"Don't be alarmed" but more businesses will become insolvent

Major banks are already moving back into normal collection rhythms following a massive drop in business turnover

"Don't be alarmed" but more businesses will become insolvent

A surprising trend that has come out of CreditorWatch’s monthly reporting throughout the pandemic has been the low level of insolvencies and court actions at a time of falling turnover. CEO Patrick Coghlan has long attributed this to the leniency offered by banks and the Australian Taxation Office during a time of economic uncertainty caused by lockdowns and border closures. But according to Coghlan, this leniency is soon due to end.

Speaking at the release of CreditorWatch’s Business Risk Index results for October, Coghlan said he didn’t expect the ATO to start winding back this leniency until April to June next year, but hinted banks could start to move earlier – a move that BRI data analyst James O’Donnell confirmed.

“The major banks are starting to move back to normal collections rhythms,” said O’Donnell.

He added that CreditorWatch expected to see an increase in the level of insolvencies over the next six months as a result. But this would not come as a flood, said Coghlan.

“The big narrative to everyone, whether it’s media, credit managers or debtors is not to be alarmed by it, but it’s going to happen,” said Coghlan. “A nice steady climb is what we want to see rather than a jump.”

One of the standout results from the October BRI was the massive drop in business turnover during October. According to the index, this plummeted by 37% year-on-year, following a commensurate drop of 34% in September. According to CreditorWatch, this was the largest contraction since the start of the pandemic

Responding to a question from MPA as to what was responsible for this drop, O’Donnell offered a simple explanation.

“It’s more or less because of lockdowns,” he said. “There are some sectors that are going OK, but the retail sector has more or less collapsed.”

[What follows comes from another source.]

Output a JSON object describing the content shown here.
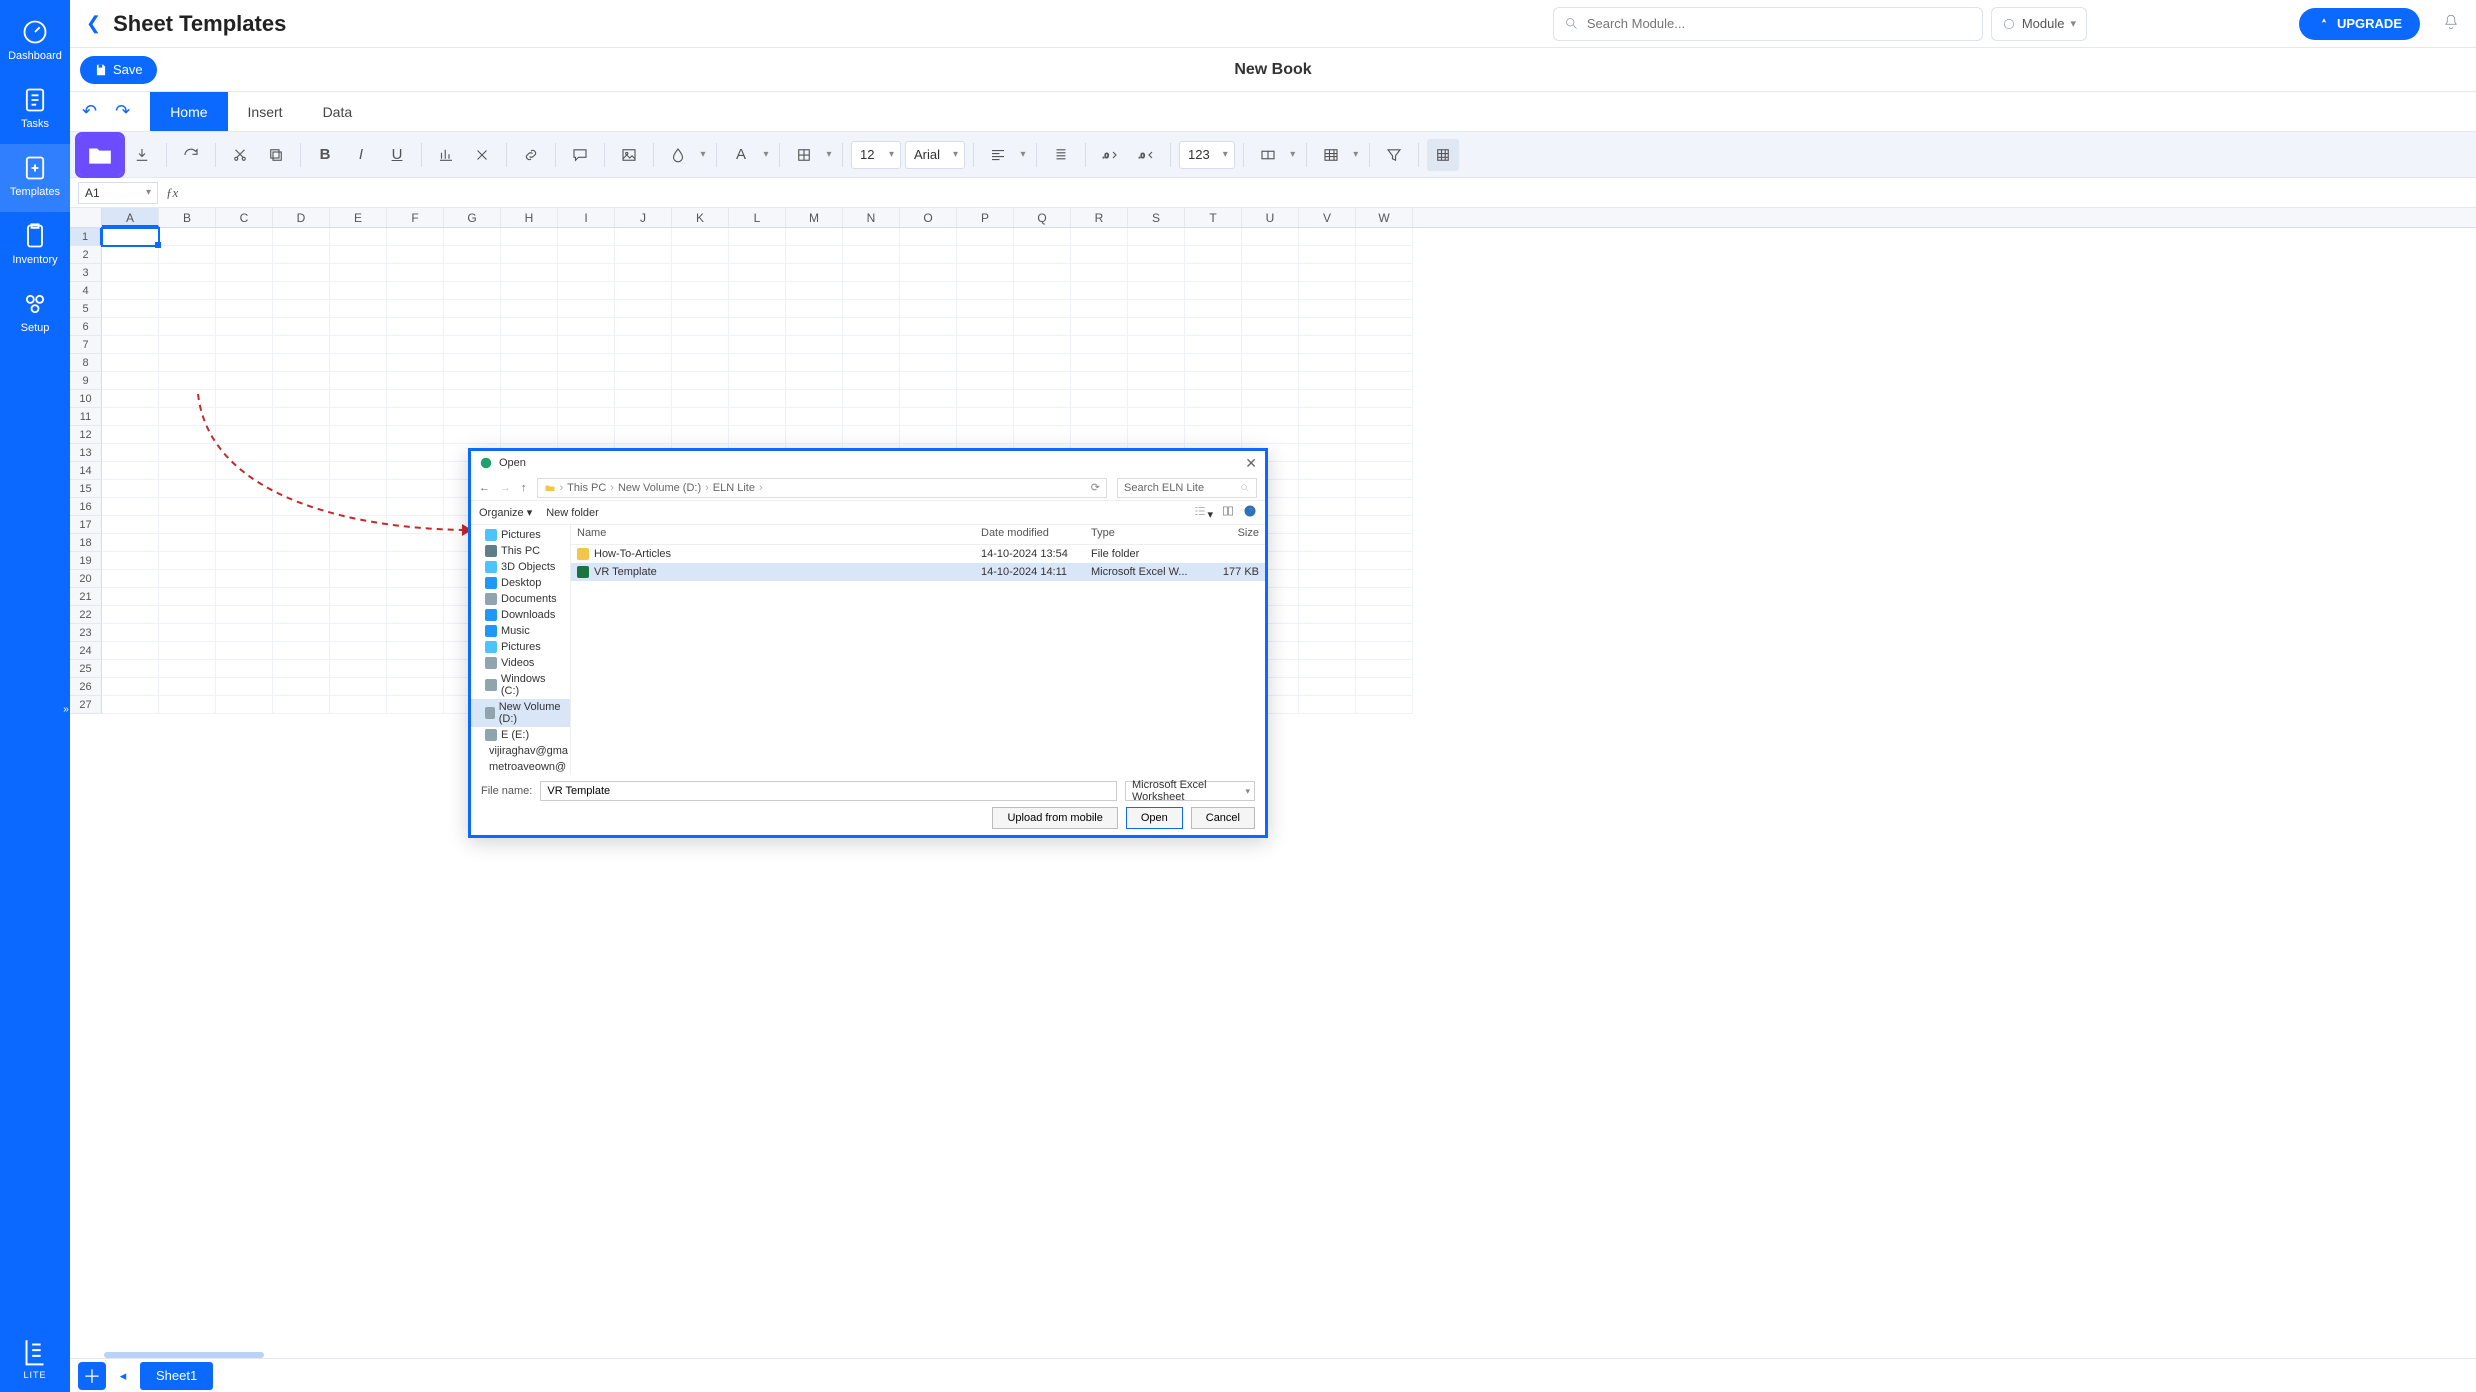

Read more: The challenge of reopening after lockdown

Coghlan pointed to the steady decline that had already been occurring for some time before the pandemic hit Australian shores.

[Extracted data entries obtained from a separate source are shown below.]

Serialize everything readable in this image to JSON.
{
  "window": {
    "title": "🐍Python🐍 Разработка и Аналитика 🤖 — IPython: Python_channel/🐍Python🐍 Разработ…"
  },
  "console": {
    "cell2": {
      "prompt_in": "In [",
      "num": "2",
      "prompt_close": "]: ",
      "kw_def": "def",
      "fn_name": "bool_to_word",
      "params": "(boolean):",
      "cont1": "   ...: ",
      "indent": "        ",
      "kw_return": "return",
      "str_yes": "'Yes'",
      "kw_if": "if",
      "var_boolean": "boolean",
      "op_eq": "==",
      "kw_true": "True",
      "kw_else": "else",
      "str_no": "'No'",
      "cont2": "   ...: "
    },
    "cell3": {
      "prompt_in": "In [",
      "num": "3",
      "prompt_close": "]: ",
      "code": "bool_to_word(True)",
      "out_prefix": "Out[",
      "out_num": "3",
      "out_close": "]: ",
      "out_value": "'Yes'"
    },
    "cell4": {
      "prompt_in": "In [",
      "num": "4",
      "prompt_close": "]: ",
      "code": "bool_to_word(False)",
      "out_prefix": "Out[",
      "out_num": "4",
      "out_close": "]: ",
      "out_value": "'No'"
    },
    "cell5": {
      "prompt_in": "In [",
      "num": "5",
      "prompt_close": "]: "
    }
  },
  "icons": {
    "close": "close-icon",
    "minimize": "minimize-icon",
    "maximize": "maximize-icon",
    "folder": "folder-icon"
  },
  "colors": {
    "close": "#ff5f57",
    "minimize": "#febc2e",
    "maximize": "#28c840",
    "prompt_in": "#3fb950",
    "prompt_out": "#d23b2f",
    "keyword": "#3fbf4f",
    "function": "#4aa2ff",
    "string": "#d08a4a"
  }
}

“Turnover was coming off coming into late 2019, early 2020 and there was a couple of reasons for that,” he said. “The economy wasn’t performing as well as it had been previously. We had an NSW and Federal election which slowed things down. We then had fires, floods and all sort of things like that which put a huge amount of pressure on businesses and the regions in particular.

“We then got hit by COVID. JobKeeper plumped it back up as the country opened back up through the end of 2020 into the early months of 2021. In March we saw that JobKeeper come off and there was an immediate downturn straight away. We had Melbourne going in and out of lockdown but there was a lot more free money going around because of stimulus. Then from June onwards we got hit by that Delta variant and that’s come right back off as well.”

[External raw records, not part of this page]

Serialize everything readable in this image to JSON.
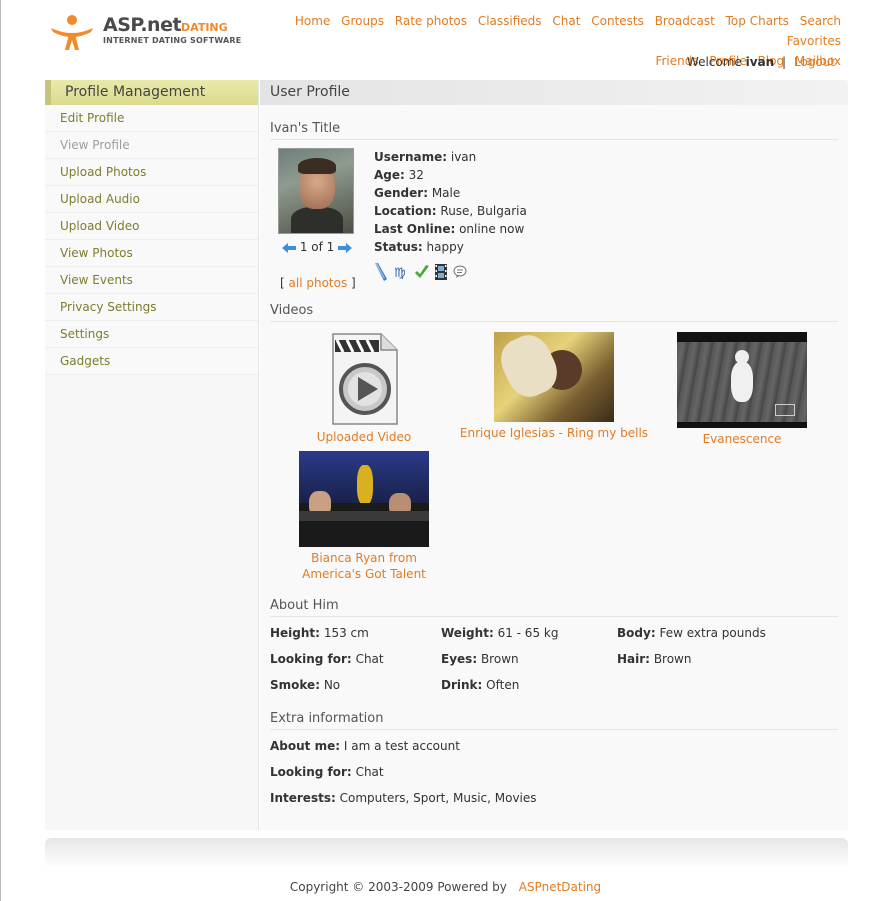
{
  "header": {
    "logo_brand": "ASP.net",
    "logo_brand_suffix": "DATING",
    "logo_tagline": "INTERNET DATING SOFTWARE",
    "nav": [
      "Home",
      "Groups",
      "Rate photos",
      "Classifieds",
      "Chat",
      "Contests",
      "Broadcast",
      "Top Charts",
      "Search",
      "Favorites",
      "Friends",
      "Profile",
      "Blog",
      "Mailbox"
    ],
    "welcome_prefix": "Welcome",
    "username": "ivan",
    "separator": "|",
    "logout": "Logout"
  },
  "sidebar": {
    "title": "Profile Management",
    "items": [
      {
        "label": "Edit Profile"
      },
      {
        "label": "View Profile"
      },
      {
        "label": "Upload Photos"
      },
      {
        "label": "Upload Audio"
      },
      {
        "label": "Upload Video"
      },
      {
        "label": "View Photos"
      },
      {
        "label": "View Events"
      },
      {
        "label": "Privacy Settings"
      },
      {
        "label": "Settings"
      },
      {
        "label": "Gadgets"
      }
    ]
  },
  "main": {
    "title": "User Profile",
    "profile_title": "Ivan's Title",
    "photo_counter": "1 of 1",
    "all_photos_open": "[",
    "all_photos": "all photos",
    "all_photos_close": "]",
    "fields": [
      {
        "label": "Username",
        "value": "ivan"
      },
      {
        "label": "Age",
        "value": "32"
      },
      {
        "label": "Gender",
        "value": "Male"
      },
      {
        "label": "Location",
        "value": "Ruse, Bulgaria"
      },
      {
        "label": "Last Online",
        "value": "online now"
      },
      {
        "label": "Status",
        "value": "happy"
      }
    ],
    "status_icons": [
      "pen-icon",
      "virgo-sign-icon",
      "checkmark-icon",
      "film-icon",
      "chat-bubble-icon"
    ],
    "videos_title": "Videos",
    "videos": [
      {
        "title": "Uploaded Video"
      },
      {
        "title": "Enrique Iglesias - Ring my bells"
      },
      {
        "title": "Evanescence"
      },
      {
        "title": "Bianca Ryan from America's Got Talent"
      }
    ],
    "about_title": "About Him",
    "about": [
      {
        "label": "Height",
        "value": "153 cm"
      },
      {
        "label": "Weight",
        "value": "61 - 65 kg"
      },
      {
        "label": "Body",
        "value": "Few extra pounds"
      },
      {
        "label": "Looking for",
        "value": "Chat"
      },
      {
        "label": "Eyes",
        "value": "Brown"
      },
      {
        "label": "Hair",
        "value": "Brown"
      },
      {
        "label": "Smoke",
        "value": "No"
      },
      {
        "label": "Drink",
        "value": "Often"
      }
    ],
    "extra_title": "Extra information",
    "extra": [
      {
        "label": "About me",
        "value": "I am a test account"
      },
      {
        "label": "Looking for",
        "value": "Chat"
      },
      {
        "label": "Interests",
        "value": "Computers, Sport, Music, Movies"
      }
    ]
  },
  "footer": {
    "copyright": "Copyright © 2003-2009 Powered by",
    "powered_link": "ASPnetDating"
  },
  "colors": {
    "link": "#e07c24",
    "sidebar_link": "#7c7d2e",
    "sidebar_header": "#dadb8f"
  }
}
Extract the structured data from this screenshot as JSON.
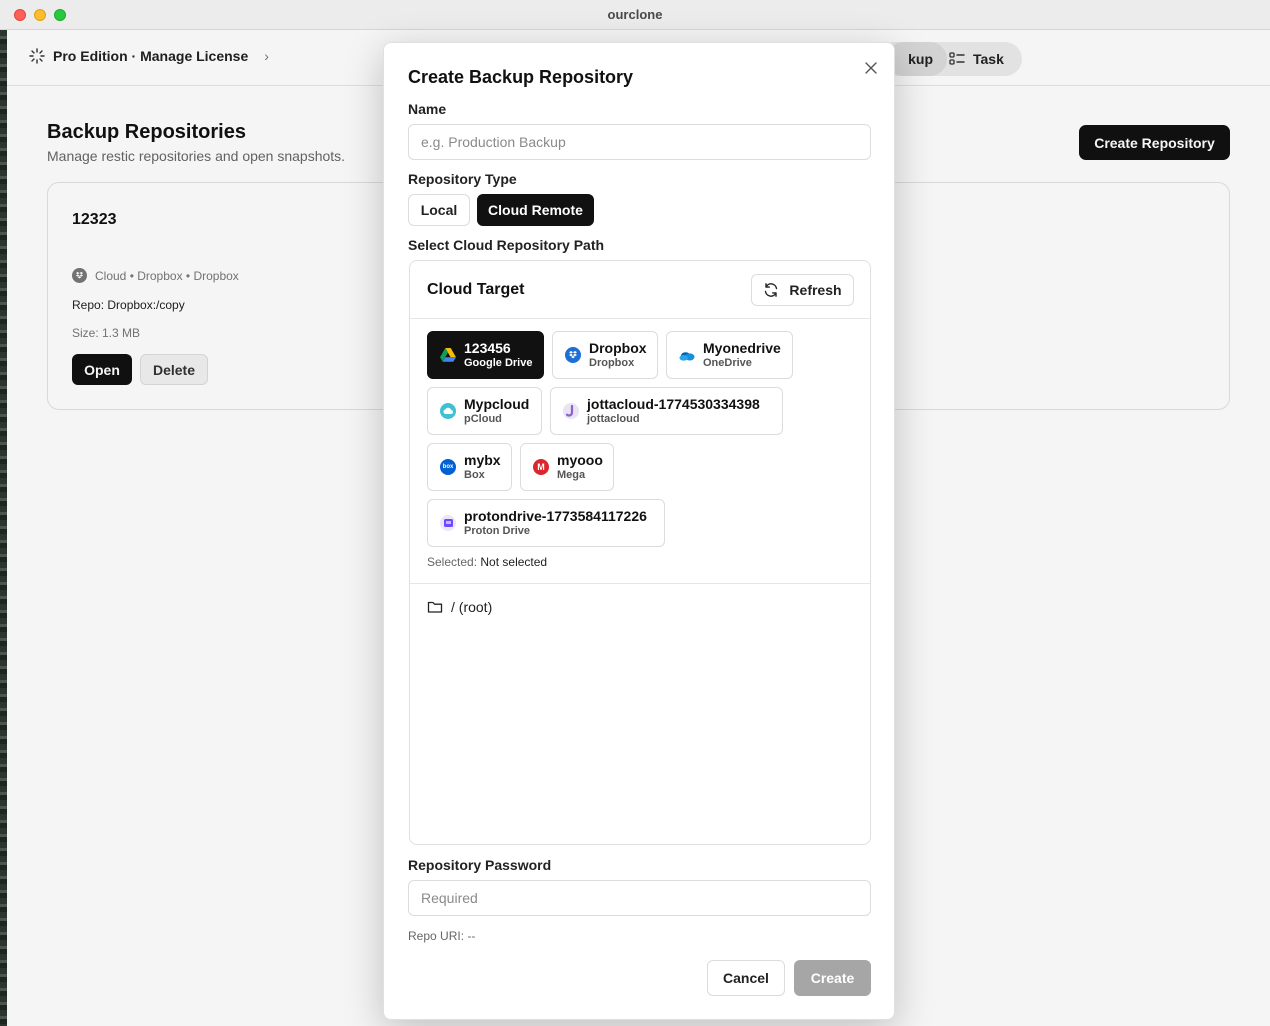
{
  "window": {
    "title": "ourclone"
  },
  "topbar": {
    "license_label": "Pro Edition · Manage License",
    "nav": {
      "backup_partial": "kup",
      "task": "Task"
    }
  },
  "page": {
    "title": "Backup Repositories",
    "subtitle": "Manage restic repositories and open snapshots.",
    "create_button": "Create Repository"
  },
  "repo_card": {
    "name": "12323",
    "meta": "Cloud • Dropbox • Dropbox",
    "repo": "Repo: Dropbox:/copy",
    "size": "Size: 1.3 MB",
    "open": "Open",
    "delete": "Delete"
  },
  "modal": {
    "title": "Create Backup Repository",
    "name_label": "Name",
    "name_placeholder": "e.g. Production Backup",
    "type_label": "Repository Type",
    "type_local": "Local",
    "type_cloud": "Cloud Remote",
    "path_label": "Select Cloud Repository Path",
    "cloud_target_title": "Cloud Target",
    "refresh": "Refresh",
    "remotes": [
      {
        "name": "123456",
        "type": "Google Drive",
        "icon": "google-drive-icon",
        "active": true
      },
      {
        "name": "Dropbox",
        "type": "Dropbox",
        "icon": "dropbox-icon"
      },
      {
        "name": "Myonedrive",
        "type": "OneDrive",
        "icon": "onedrive-icon"
      },
      {
        "name": "Mypcloud",
        "type": "pCloud",
        "icon": "pcloud-icon"
      },
      {
        "name": "jottacloud-1774530334398",
        "type": "jottacloud",
        "icon": "jottacloud-icon"
      },
      {
        "name": "mybx",
        "type": "Box",
        "icon": "box-icon"
      },
      {
        "name": "myooo",
        "type": "Mega",
        "icon": "mega-icon"
      },
      {
        "name": "protondrive-1773584117226",
        "type": "Proton Drive",
        "icon": "proton-drive-icon"
      }
    ],
    "selected_label": "Selected:",
    "selected_value": "Not selected",
    "root_path": "/ (root)",
    "password_label": "Repository Password",
    "password_placeholder": "Required",
    "repo_uri": "Repo URI: --",
    "cancel": "Cancel",
    "create": "Create"
  },
  "colors": {
    "primary": "#111111",
    "disabled": "#a6a6a6",
    "border": "#dcdcdc"
  }
}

Despite the drop in business turnover, the two maintained a positive outlook for the future.

“Over that period, business and consumer savings have gone up quite a lot,” said O’Donnell. “In terms of why we’re optimistic, the cash in the accounts of businesses and individuals is higher than it has ever been at the moment. That points to when we do open up there should be more spending and more business turnover.”

Another interesting trend highlighted by the index was the fact that the construction industry held the highest amount of payment arrears at 12.6% despite having a relatively low probability of default at 3.26%.

“The one thing we’ve said about construction is they are consistent,” said Coghlan. “If nothing else, they are consistently slow payers and typically that can blow out a bit over December and January as work slows or stops, and progress payments don’t come through.”

MPA asked how the construction industry would fare over the coming six months following recent disruption from COVID shutdowns.

Read more: Construction industry is at risk of losing smaller players

“There are a lot of challenges for the construction industry, the obvious ones being supply chain issues where they simply can’t get the materials required to perform the job,” said Coghlan. “I think the COVID restrictions have put pressure on them, but they will obviously be weaned off those restrictions which is a positive thing.”

O’Donnell said the health of the industry could vary by state, but that the data largely painted a positive picture.

“This actually might be correlated to the vaccination rates,” he said. “Potentially in certain areas like Queensland where there are lower vax rates there could be some issues.”